Comme dit, le metalcore est un genre difficile car ses codes stricts peuvent faire sombrer à tout moment ceux qui en jouent dans une routine où l’ennui et l’absence de renouvellement règnent en maître. Heaven Shall Burn a vu passer de très près cette menace sur ses albums de la fin des années 2000, surtout sur « Invictus« (2010) qui terminait l’ambitieuse trilogie « Iconoclast » (un premier CD en 2008 et un DVD en 2009).
Mais avec « Veto », le dernier album qui a mis trois ans pour émerger, on trouve un Heaven Shall Burn renouvelé, ayant mis dans sa musique davantage d’éléments purement death metal par rapport au metalcore qui ne continue à exister ici que par intermittence. C’est le guitariste Alexander Dietz qui s’occupe de la production de cet album enregistré aux studios Chemical Burn à Bad Kösen en Allemagne.

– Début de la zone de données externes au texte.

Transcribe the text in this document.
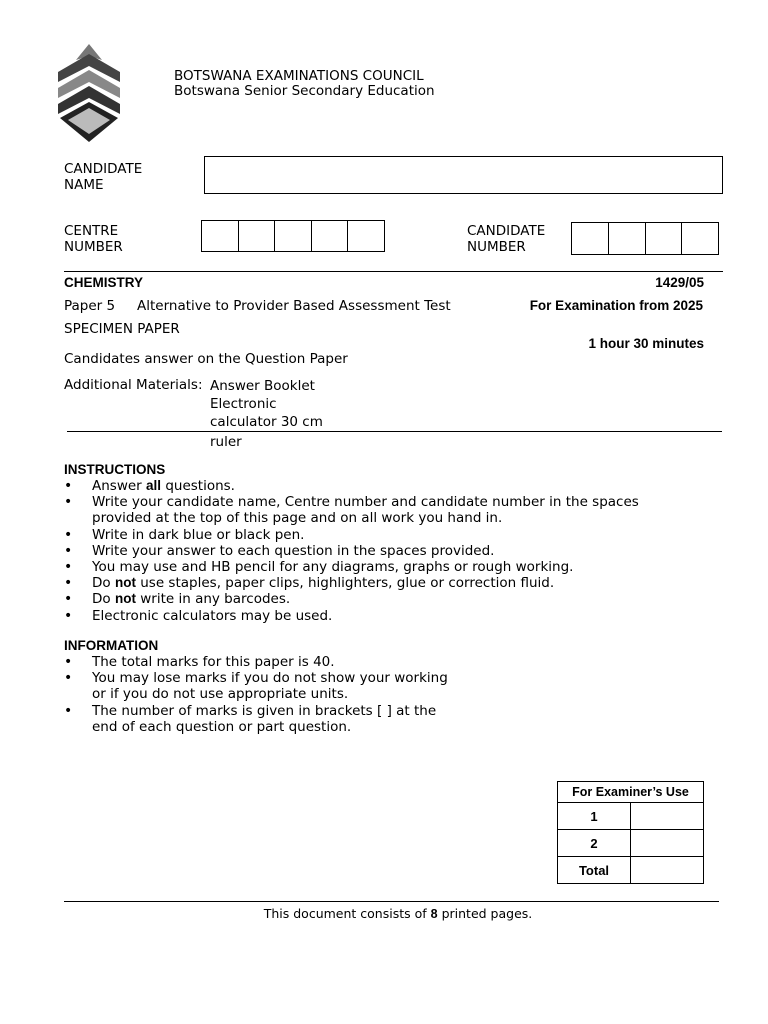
BOTSWANA EXAMINATIONS COUNCIL
Botswana Senior Secondary Education
CANDIDATE
NAME
CENTRE
NUMBER
CANDIDATE
NUMBER
CHEMISTRY	1429/05
Paper 5 Alternative to Provider Based Assessment Test	For Examination from 2025
SPECIMEN PAPER
1 hour 30 minutes
Candidates answer on the Question Paper
Additional Materials: Answer Booklet
Electronic
calculator 30 cm
ruler
INSTRUCTIONS
• Answer all questions.
• Write your candidate name, Centre number and candidate number in the spaces provided at the top of this page and on all work you hand in.
• Write in dark blue or black pen.
• Write your answer to each question in the spaces provided.
• You may use and HB pencil for any diagrams, graphs or rough working.
• Do not use staples, paper clips, highlighters, glue or correction fluid.
• Do not write in any barcodes.
• Electronic calculators may be used.
INFORMATION
• The total marks for this paper is 40.
• You may lose marks if you do not show your working or if you do not use appropriate units.
• The number of marks is given in brackets [ ] at the end of each question or part question.
For Examiner’s Use	
1	
2	
Total	
This document consists of 8 printed pages.
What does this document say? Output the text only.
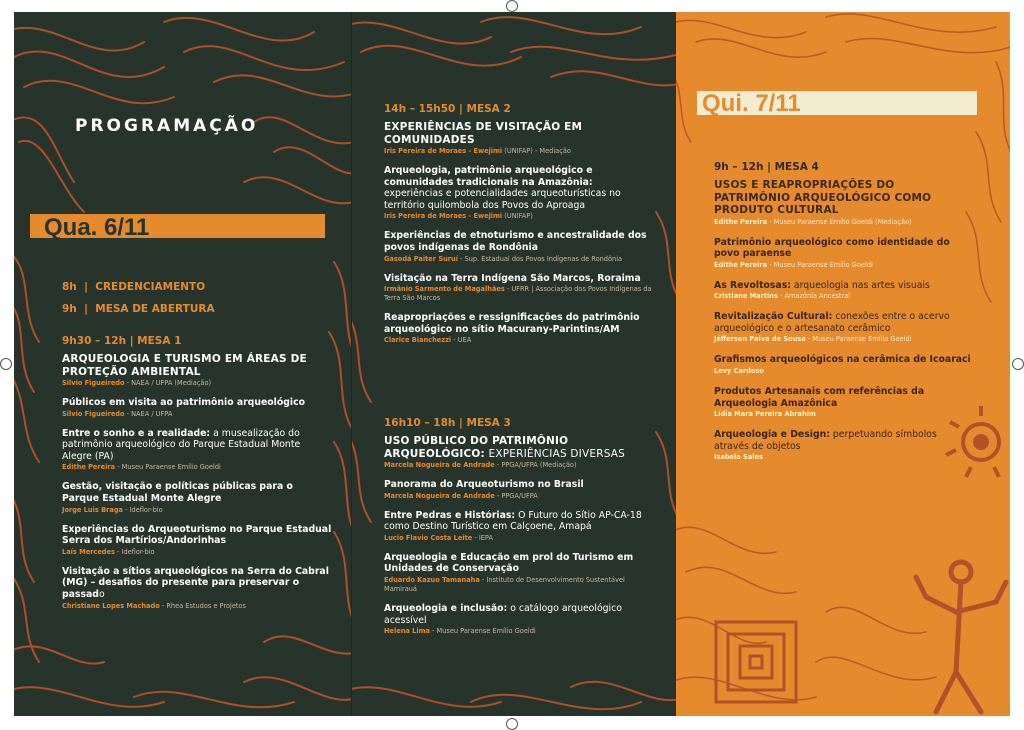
PROGRAMAÇÃO
Qua. 6/11
8h  |  CREDENCIAMENTO
9h  |  MESA DE ABERTURA
9h30 – 12h | MESA 1
ARQUEOLOGIA E TURISMO EM ÁREAS DE PROTEÇÃO AMBIENTAL
Silvio Figueiredo - NAEA / UFPA (Mediação)
Públicos em visita ao patrimônio arqueológico
Silvio Figueiredo - NAEA / UFPA
Entre o sonho e a realidade: a musealização do patrimônio arqueológico do Parque Estadual Monte Alegre (PA)
Edithe Pereira - Museu Paraense Emílio Goeldi
Gestão, visitação e políticas públicas para o Parque Estadual Monte Alegre
Jorge Luis Braga - Ideflor-bio
Experiências do Arqueoturismo no Parque Estadual Serra dos Martírios/Andorinhas
Laís Mercedes - Ideflor-bio
Visitação a sítios arqueológicos na Serra do Cabral (MG) – desafios do presente para preservar o passado
Christiane Lopes Machado - Rhea Estudos e Projetos
14h – 15h50 | MESA 2
EXPERIÊNCIAS DE VISITAÇÃO EM COMUNIDADES
Iris Pereira de Moraes - Ewejimi (UNIFAP) - Mediação
Arqueologia, patrimônio arqueológico e comunidades tradicionais na Amazônia: experiências e potencialidades arqueoturísticas no território quilombola dos Povos do Aproaga
Iris Pereira de Moraes - Ewejimi (UNIFAP)
Experiências de etnoturismo e ancestralidade dos povos indígenas de Rondônia
Gasodá Paiter Suruí - Sup. Estadual dos Povos Indígenas de Rondônia
Visitação na Terra Indígena São Marcos, Roraima
Irmânio Sarmento de Magalhães - UFRR | Associação dos Povos Indígenas da Terra São Marcos
Reapropriações e ressignificações do patrimônio arqueológico no sítio Macurany-Parintins/AM
Clarice Bianchezzi - UEA
16h10 – 18h | MESA 3
USO PÚBLICO DO PATRIMÔNIO ARQUEOLÓGICO: EXPERIÊNCIAS DIVERSAS
Marcela Nogueira de Andrade - PPGA/UFPA (Mediação)
Panorama do Arqueoturismo no Brasil
Marcela Nogueira de Andrade - PPGA/UFPA
Entre Pedras e Histórias: O Futuro do Sítio AP-CA-18 como Destino Turístico em Calçoene, Amapá
Lucio Flavio Costa Leite - IEPA
Arqueologia e Educação em prol do Turismo em Unidades de Conservação
Eduardo Kazuo Tamanaha - Instituto de Desenvolvimento Sustentável Mamirauá
Arqueologia e inclusão: o catálogo arqueológico acessível
Helena Lima - Museu Paraense Emílio Goeldi
Qui. 7/11
9h – 12h | MESA 4
USOS E REAPROPRIAÇÕES DO PATRIMÔNIO ARQUEOLÓGICO COMO PRODUTO CULTURAL
Edithe Pereira - Museu Paraense Emílio Goeldi (Mediação)
Patrimônio arqueológico como identidade do povo paraense
Edithe Pereira - Museu Paraense Emílio Goeldi
As Revoltosas: arqueologia nas artes visuais
Cristiane Martins - Amazônia Ancestral
Revitalização Cultural: conexões entre o acervo arqueológico e o artesanato cerâmico
Jéfferson Paiva de Sousa - Museu Paraense Emílio Goeldi
Grafismos arqueológicos na cerâmica de Icoaraci
Levy Cardoso
Produtos Artesanais com referências da Arqueologia Amazônica
Lídia Mara Pereira Abrahim
Arqueologia e Design: perpetuando símbolos através de objetos
Isabela Sales
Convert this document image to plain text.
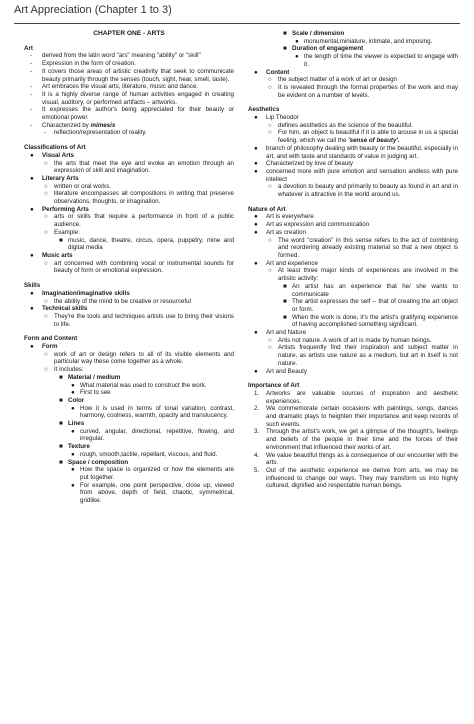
Art Appreciation (Chapter 1 to 3)
CHAPTER ONE - ARTS
Art
- derived from the latin word "ars" meaning "ability" or "skill"
- Expression in the form of creation.
- It covers those areas of artistic creativity that seek to communicate beauty primarily through the senses (touch, sight, hear, smell, taste).
- Art embraces the visual arts, literature, music and dance.
- It is a highly diverse range of human activities engaged in creating visual, auditory, or performed artifacts – artworks.
- It expresses the author's being appreciated for their beauty or emotional power.
- Characterized by mimesis
- reflection/representation of reality.
Classifications of Art
● Visual Arts
○ the arts that meet the eye and evoke an emotion through an expression of skill and imagination.
● Literary Arts
○ written or oral works.
○ literature encompasses all compositions in writing that preserve observations, thoughts, or imagination.
● Performing Arts
○ arts or skills that require a performance in front of a public audience.
○ Example:
■ music, dance, theatre, circus, opera, puppetry, mine and digital media
● Music arts
○ art concerned with combining vocal or instrumental sounds for beauty of form or emotional expression.
Skills
● Imagination/imaginative skills
○ the ability of the mind to be creative or resourceful
● Technical skills
○ They're the tools and techniques artists use to bring their visions to life.
Form and Content
● Form
○ work of art or design refers to all of its visible elements and particular way these come together as a whole.
○ It includes:
■ Material / medium
● What material was used to construct the work.
● First to see
■ Color
● How it is used in terms of tonal variation, contrast, harmony, coolness, warmth, opacity and translucency.
■ Lines
● curved, angular, directional, repetitive, flowing, and irregular.
■ Texture
● rough, smooth,tactile, repellant, viscous, and fluid.
■ Space / composition
● How the space is organized or how the elements are put together.
● For example, one point perspective, close up, viewed from above, depth of field, chaotic, symmetrical, gridlike.
■ Scale / dimension
● monumental,miniature, intimate, and imposing.
■ Duration of engagement
● the length of time the viewer is expected to engage with it.
● Content
○ the subject matter of a work of art or design
○ It is revealed through the formal properties of the work and may be evident on a number of levels.
Aesthetics
● Lip Theodor
○ defines aesthetics as the science of the beautiful.
○ For him, an object is beautiful if it is able to arouse in us a special feeling, which we call the 'sense of beauty'.
● branch of philosophy dealing with beauty or the beautiful, especially in art, and with taste and standards of value in judging art.
● Characterized by love of beauty
● concerned more with pure emotion and sensation andless with pure intellect
○ a devotion to beauty and primarily to beauty as found in art and in whatever is attractive in the world around us.
Nature of Art
● Art is everywhere
● Art as expression and communication
● Art as creation
○ The word "creation" in this sense refers to the act of combining and reordering already existing material so that a new object is formed.
● Art and experience
○ At least three major kinds of experiences are involved in the artistic activity:
■ An artist has an experience that he/ she wants to communicate
■ The artist expresses the self -- that of creating the art object or form.
■ When the work is done, it's the artist's gratifying experience of having accomplished something significant.
● Art and Nature
○ Artis not nature. A work of art is made by human beings.
○ Artists frequently find their inspiration and subject matter in nature, as artists use nature as a medium, but art in itself is not nature.
● Art and Beauty
Importance of Art
1. Artworks are valuable sources of inspiration and aesthetic experiences.
2. We commemorate certain occasions with paintings, songs, dances and dramatic plays to heighten their importance and keep records of such events.
3. Through the artist's work, we get a glimpse of the thought's, feelings and beliefs of the people in their time and the forces of their environment that influenced their works of art.
4. We value beautiful things as a consequence of our encounter with the arts.
5. Out of the aesthetic experience we derive from arts, we may be influenced to change our ways. They may transform us into highly cultured, dignified and respectable human beings.
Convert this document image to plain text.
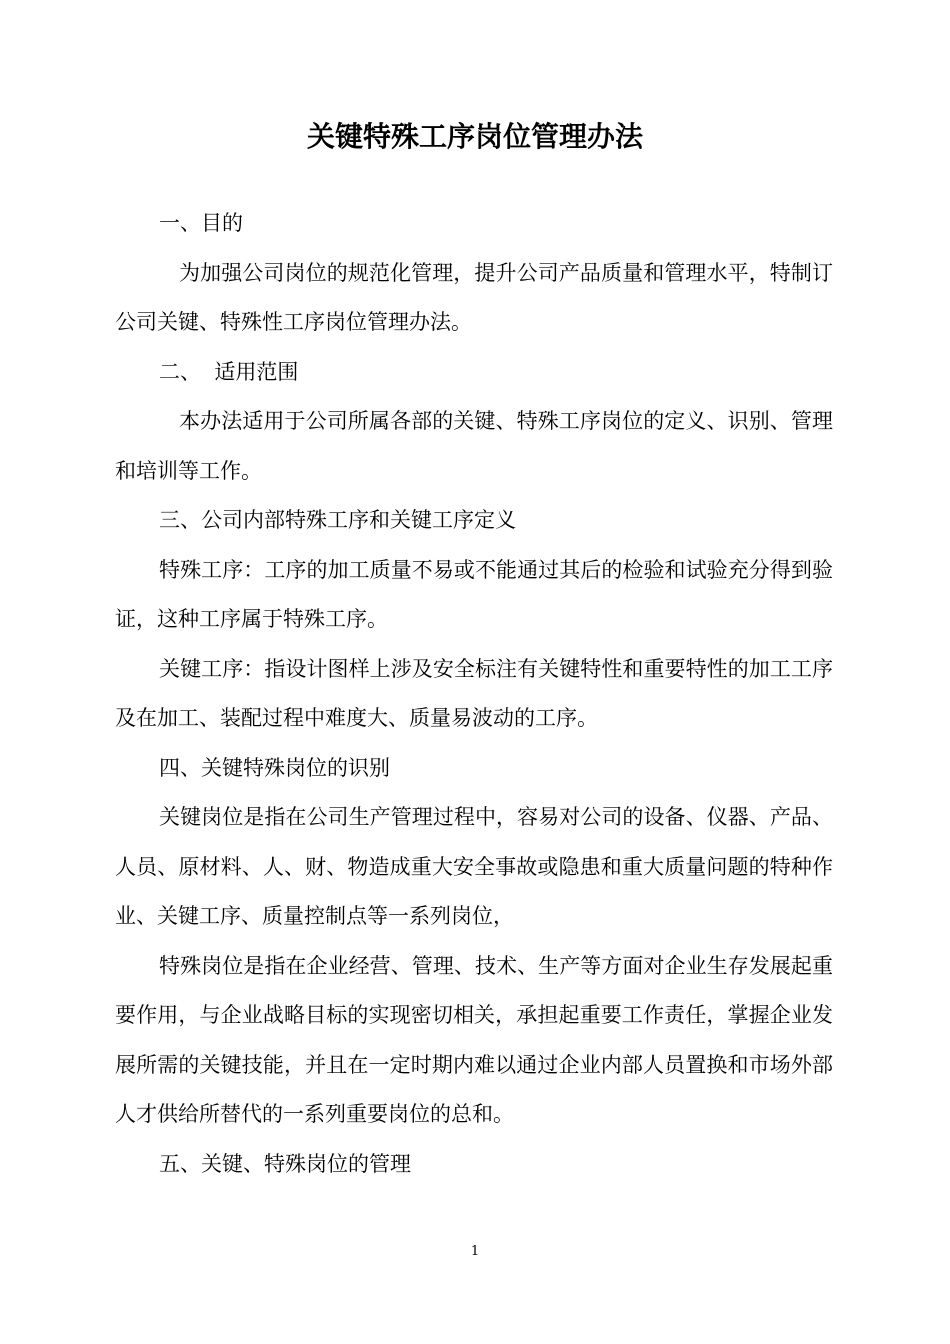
关键特殊工序岗位管理办法

一、目的

为加强公司岗位的规范化管理，提升公司产品质量和管理水平，特制订公司关键、特殊性工序岗位管理办法。

二、  适用范围

本办法适用于公司所属各部的关键、特殊工序岗位的定义、识别、管理和培训等工作。

三、公司内部特殊工序和关键工序定义

特殊工序：工序的加工质量不易或不能通过其后的检验和试验充分得到验证，这种工序属于特殊工序。

关键工序：指设计图样上涉及安全标注有关键特性和重要特性的加工工序及在加工、装配过程中难度大、质量易波动的工序。

四、关键特殊岗位的识别

关键岗位是指在公司生产管理过程中，容易对公司的设备、仪器、产品、人员、原材料、人、财、物造成重大安全事故或隐患和重大质量问题的特种作业、关键工序、质量控制点等一系列岗位，

特殊岗位是指在企业经营、管理、技术、生产等方面对企业生存发展起重要作用，与企业战略目标的实现密切相关，承担起重要工作责任，掌握企业发展所需的关键技能，并且在一定时期内难以通过企业内部人员置换和市场外部人才供给所替代的一系列重要岗位的总和。

五、关键、特殊岗位的管理

1
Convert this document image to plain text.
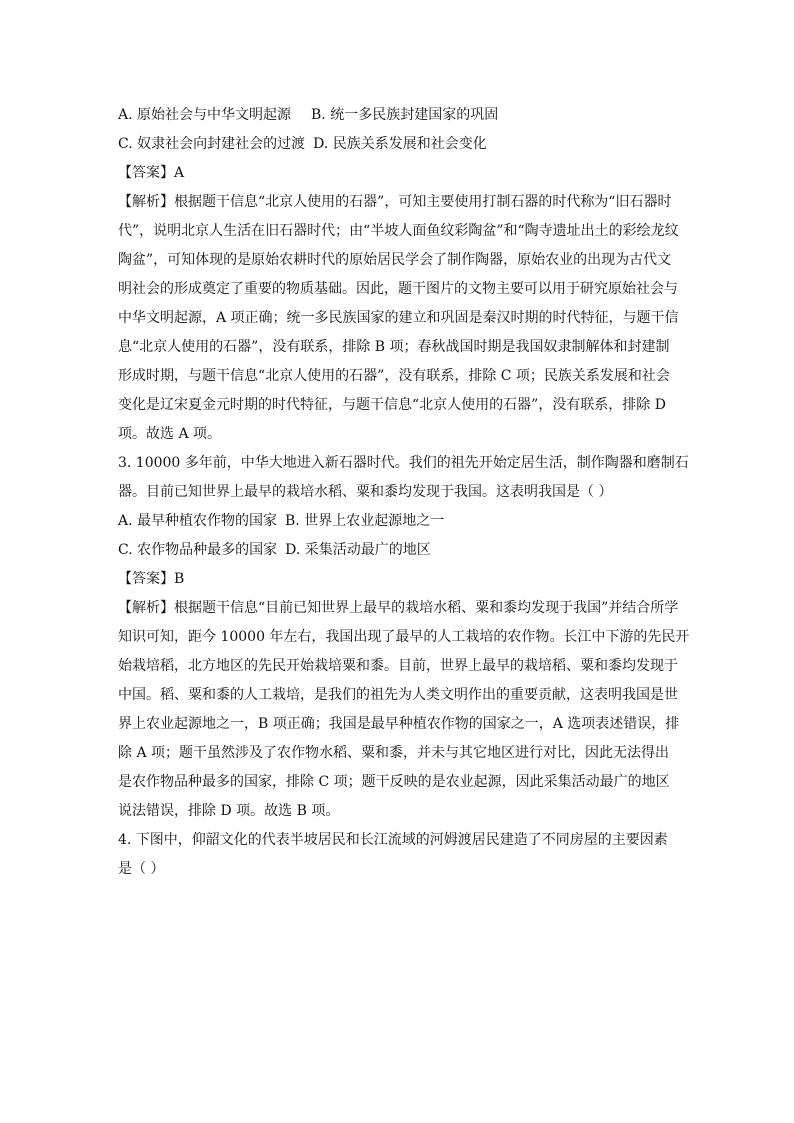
A. 原始社会与中华文明起源 B. 统一多民族封建国家的巩固
C. 奴隶社会向封建社会的过渡 D. 民族关系发展和社会变化
【答案】A
【解析】根据题干信息“北京人使用的石器”，可知主要使用打制石器的时代称为“旧石器时
代”，说明北京人生活在旧石器时代；由“半坡人面鱼纹彩陶盆”和“陶寺遗址出土的彩绘龙纹
陶盆”，可知体现的是原始农耕时代的原始居民学会了制作陶器，原始农业的出现为古代文
明社会的形成奠定了重要的物质基础。因此，题干图片的文物主要可以用于研究原始社会与
中华文明起源，A 项正确；统一多民族国家的建立和巩固是秦汉时期的时代特征，与题干信
息“北京人使用的石器”，没有联系，排除 B 项；春秋战国时期是我国奴隶制解体和封建制
形成时期，与题干信息“北京人使用的石器”，没有联系，排除 C 项；民族关系发展和社会
变化是辽宋夏金元时期的时代特征，与题干信息“北京人使用的石器”，没有联系，排除 D
项。故选 A 项。
3. 10000 多年前，中华大地进入新石器时代。我们的祖先开始定居生活，制作陶器和磨制石
器。目前已知世界上最早的栽培水稻、粟和黍均发现于我国。这表明我国是（ ）
A. 最早种植农作物的国家 B. 世界上农业起源地之一
C. 农作物品种最多的国家 D. 采集活动最广的地区
【答案】B
【解析】根据题干信息“目前已知世界上最早的栽培水稻、粟和黍均发现于我国”并结合所学
知识可知，距今 10000 年左右，我国出现了最早的人工栽培的农作物。长江中下游的先民开
始栽培稻，北方地区的先民开始栽培粟和黍。目前，世界上最早的栽培稻、粟和黍均发现于
中国。稻、粟和黍的人工栽培，是我们的祖先为人类文明作出的重要贡献，这表明我国是世
界上农业起源地之一，B 项正确；我国是最早种植农作物的国家之一，A 选项表述错误，排
除 A 项；题干虽然涉及了农作物水稻、粟和黍，并未与其它地区进行对比，因此无法得出
是农作物品种最多的国家，排除 C 项；题干反映的是农业起源，因此采集活动最广的地区
说法错误，排除 D 项。故选 B 项。
4. 下图中，仰韶文化的代表半坡居民和长江流域的河姆渡居民建造了不同房屋的主要因素
是（ ）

Le mixage est assuré par Tue Madsen, vieux compagnon du groupe depuis 2004.
Ce qui frappe d’office, c’est le mur massif de guitares qui viennent cisailler tout ce qui bouge. Les riffs agissent en véritable laminoir, sur lequel la voix rageuse de Marcus Bischoff vient plaquer des textes qui sont loin d’être idiots. Ceux qui peuvent percevoir les paroles au milieu de l’avalanche de décibels pourront écouter des textes politiques contre l’oppression et la dictature. « Land of the upright ones » est dédiée à Thomas Sankara, opposant burkinabé assassiné en 1987, et « Die Stürme rufen dich » est inspirée par une chanson de Victor Jara, chanteur chilien assassiné en 1973 au moment de la prise du pouvoir par Pinochet. « 53 nations » parle des brigades internationales de la guerre d’Espagne en 1936-39. Le groupe prend aussi position contre la chasse (« Hunters will be hunted ») et contre les religions organisées (« You will be Godless »).
La coutume chez Heaven Shall Burn, c’est une reprise par album. Ici, le groupe rend hommage à ses illustres prédécesseurs et compatriotes Blind Guardian, avec une version de « Valhalla » sur laquelle officie le chanteur de Blind Guardian, le grand Hansi Kürsch lui-même. Une autre coutume pour Heaven Shall Burn est de faire une chanson anti-religion par album et d’en faire la plus lourde du lot. Et ça ne manque pas ici avec un assaut thermonucléaire sur « You will be Godless ». Ce morceau sonne le signal d’une montée en puissance de l’album, qui dévaste encore plus durant sa seconde partie. Bien sûr, la reprise de « Valhalla », morceau du deuxième album de Blind Guardian en 1989, est un joyau dans cet ensemble qui n’arrête pas de pilonner. Mais ça chauffe aussi très durement du côté d’« Antagonized », « Like gods among mortals » ou « 53 nations », qui terminent l’album façon tapis de bombes sur l’usine de chars lourds.
Bons princes, les gars de Heaven Shall Burn calment les tympans rougis avec une belle ballade finale, « Beyond redemption ». Leur générosité est aussi marquée par les différentes versions de leur dernier album, qui raviront les collectionneurs et les fans du groupe : édition limitée avec deux CD dont un live, édition triple CD ou version vinyle + CD avec des inédits et des remixes. De quoi s’astiquer les conduits auditifs en toute sérénité.